Relying on the kindness of strangers

I have seldom depended upon the kindness of strangers. While my grandparents, and to a lesser extent my parents, grew up in an era when people would hitchhike across country with no fear, pick up strangers in their vehicles, and trust people more easily, I grew up in the era of “stranger danger.” Before I was even in school I was educated about how never to go anywhere with a stranger, even if they had candy, were missing their puppy, had a really cool van or said they knew my parents.

I grew up in the post-Adam Walsh era, when there seemed to be a new story about a child being abducted from the mall, the playground or even just riding their bike on the street every week. We had the Ident-A-Kid licenses made up at school with our pictures, ages, height, weight and thumbprint in case we were ever lost so our parents could give the necessary information to police. As kids, we thought these things were cool. It was sort of like we had our own driver’s licenses. I’m sure my mom still has that little card shoved somewhere.
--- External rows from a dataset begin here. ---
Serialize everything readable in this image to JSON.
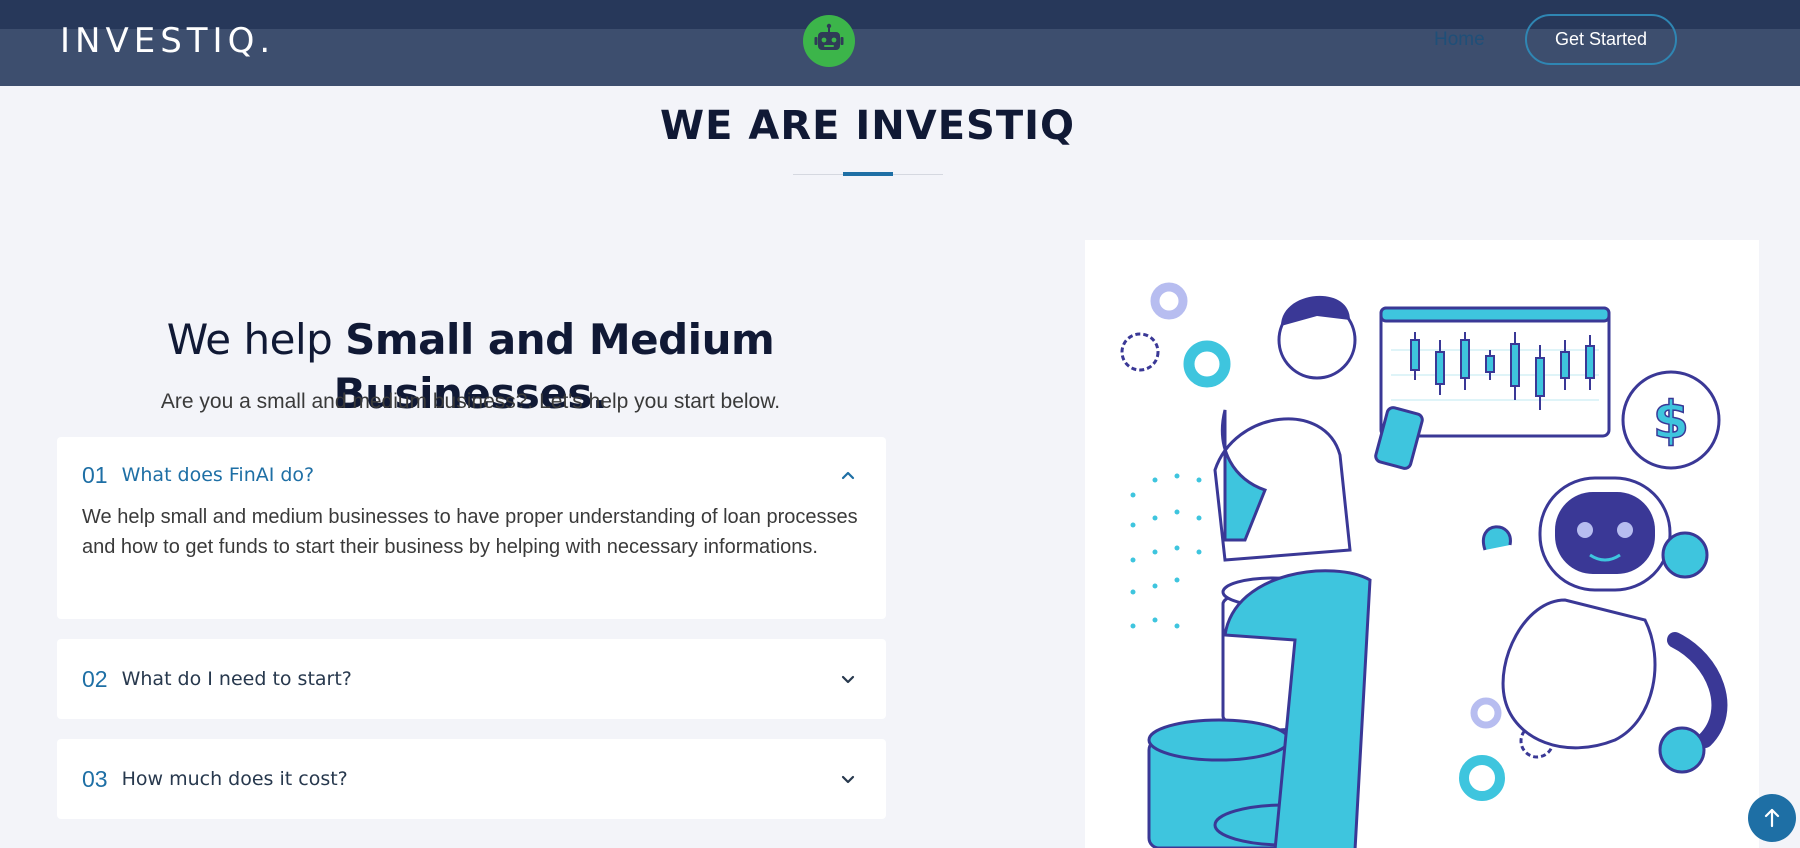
{
  "header": {
    "logo": "INVESTIQ.",
    "nav": {
      "home_label": "Home"
    },
    "cta_label": "Get Started",
    "bot_icon": "robot-icon"
  },
  "section": {
    "title": "WE ARE INVESTIQ"
  },
  "hero": {
    "headline_normal": "We help ",
    "headline_bold": "Small and Medium Businesses.",
    "subline": "Are you a small and medium business?. Let's help you start below."
  },
  "faq": [
    {
      "number": "01",
      "question": "What does FinAI do?",
      "answer": "We help small and medium businesses to have proper understanding of loan processes and how to get funds to start their business by helping with necessary informations.",
      "expanded": true
    },
    {
      "number": "02",
      "question": "What do I need to start?",
      "expanded": false
    },
    {
      "number": "03",
      "question": "How much does it cost?",
      "expanded": false
    }
  ],
  "illustration": {
    "subject": "person-with-phone-robot-and-coins-illustration"
  },
  "colors": {
    "header_bg": "#3d4e6e",
    "header_strip": "#27385a",
    "accent_blue": "#1e6fa5",
    "bot_green": "#3cb54a",
    "page_bg": "#f3f4f9",
    "illus_cyan": "#3ec5de",
    "illus_navy": "#3a3896"
  },
  "icons": {
    "chevron_up": "chevron-up-icon",
    "chevron_down": "chevron-down-icon",
    "scroll_top": "arrow-up-icon"
  }
}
From an early age, we were taught to fear strangers, to be suspicious of everyone’s motives and how to kick, scream and fight off would-be abductors. Today I am skeptical how well a 65-pound second-grader could fight off a full-grown adult. I am also skeptical if people would actually take notice of a child screaming like that or just dismiss it as an unruly child causing noise. With the psychology behind the bystander effect or “Genovese syndrome,” I sometimes wonder if all the people who say they would help a child in danger actually would recognize the signs of a child in danger. It doesn’t help that kids are pretty crafty.

Take, for example, the toy aisle at Walmart. When I was little, my grandmother and I went out on a shopping trip. I wanted a toy and she said “no,” that I didn’t need it. Being all of 4 or 5 and really wanting the item, I started screaming out “You’re not my mom! You’re not my mom!” over and over again, just like the kind people had told me to do in an abduction situation.

Naturally, my wailing drew a lot of attention and stares toward my grandmother. I’m pretty sure store security was mobilized. Coolly, she turned back to me and responded: “I’m not your mom, but I’m your grandma and you are not getting that toy.” I’m sure Walmart security had fun with that one.


This week I found myself at the mercy of strangers for the first time in my life. My engine blew and my car broke down on Route 460. A lot of people would be scared, but in my typical fashion I was more annoyed and angry. I had somewhere to be, and didn’t have time for car trouble. I was one day away from taking the car in for an oil change, too.

I was getting ready to call 911 and ask for information about a tow when a young lady pulled over, telling me that she had seen what had happened and asked if I needed help. I didn’t learn her name, but I was grateful someone was kind enough to stop.

While she went to get her boyfriend to look at the car, a nice man named Jasper in visiting from North Carolina pulled over and took a look under the hood. He stayed with me until Mike with Sheets Towing showed up with the tow truck and got the vehicle ready for the auto shop. With the car taken care of, Jasper then went out of his way to drive me back to work so I could start tackling the whole mess of car maintenance, securing a rental and generally plotting my next move.

Once back at work, I had all sorts of questions and offers of help from my co-workers, which meant a lot more to me than I can say. With all the stress of dealing with auto trouble, it’s nice to know there are people who have your back.

It’s a pretty terrifying experience when I look back on it, being a young woman stranded on the side of the road. Thinking back, I realize it was pretty amazing that so many people stopped to check on me seconds after I had to force my car over to the side of the road. Of course, what else do you expect from people in the two Virginias?


It turns out getting your car towed is the easily part. What’s harder is the aftermath: securing a rental, looking for a new car, calling your insurance, and all the stress that accompanies it. Of course, the stress is the easiest part of the hard part. For me, the hardest part is making that decision to junk the clunker I have driven since I got my driver’s license at 16. It was the first car that was mine, all mine. Well, unless I missed curfew and my parents took my keys. I’m going to miss Herbert a lot.

Yes, I am one of those crazy people who names their cars. Herbert, the 1996 Mitsubishi that has been my traveling companion for the past eight-and-a-half years is no more. He survived me learning how to drive, trips to college, family vacations and moving to the two Virginias. He was a good car while he lasted and deserves to be recycled into something good.

I’m not sure where the road will take me now, but I am hoping it will be in something that gets good mileage.